Another way to assess prejudice has been set forth in In re Dezi C. (2022) 79 Cal.App.5th 769, which we adopt as well. There, our colleagues in Division 2 held that where the parents were raised by their own biological relatives and where the record suggests no reason to believe that the parents’ knowledge of their own heritage is incorrect or that the children may have Indian heritage, no prejudice arises from DCFS’s failure to conduct a complete inquiry.

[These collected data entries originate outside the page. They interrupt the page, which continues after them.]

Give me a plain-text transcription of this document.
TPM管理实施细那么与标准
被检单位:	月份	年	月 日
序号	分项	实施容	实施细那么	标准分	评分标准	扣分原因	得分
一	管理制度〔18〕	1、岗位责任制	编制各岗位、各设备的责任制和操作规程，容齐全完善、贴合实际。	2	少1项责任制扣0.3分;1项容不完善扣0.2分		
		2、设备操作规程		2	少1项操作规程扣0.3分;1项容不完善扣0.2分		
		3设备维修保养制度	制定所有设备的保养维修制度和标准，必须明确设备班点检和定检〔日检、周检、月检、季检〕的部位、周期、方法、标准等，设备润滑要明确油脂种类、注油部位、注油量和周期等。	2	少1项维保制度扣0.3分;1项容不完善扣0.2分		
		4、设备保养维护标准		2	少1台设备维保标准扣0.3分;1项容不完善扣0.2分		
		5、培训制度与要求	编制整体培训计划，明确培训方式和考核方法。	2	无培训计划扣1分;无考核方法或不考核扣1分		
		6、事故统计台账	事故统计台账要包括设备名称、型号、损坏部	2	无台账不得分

Here, both parents were raised by and continued to have close contact with and the support of their biological families throughout these proceedings. The record does not suggest their denial of Indian heritage was at all ill-informed, unfounded, or incorrect. Nor is there other evidence to suggest the children may have Indian heritage.
By the time parental rights were terminated for these two boys, they had been living with their maternal grandmother and step-grandfather for over two years and each had formed a strong attachment to them. The minors’ adoption by maternal grandparents does not perpetuate the abuses ICWA was enacted to prevent. We find no miscarriage of justice here.
DISPOSITION
The trial court’s order is affirmed.
NOT TO BE PUBLISHED IN THE OFFICIAL REPORTS
STRATTON, P. J.
I concur:
HARUTUNIAN, J.*
WILEY, J., Dissenting.
This is my sixth dissent on this issue. I incorporate my earlier views (e.g., In re J.W. (July 19, 2022, B313447) __ Cal.App.5th __, __ [2022 WL 2816867 at pp. *4–*5] (dis. opn. of Wiley, J.)) and would find prejudice.
WILEY, J.
[1] Undesignated statutory references are to the Welfare and Institutions Code.
* Judge of the San Diego Superior Court, assigned by the Chief Justice pursuant to article VI, section 6 of the California Constitution.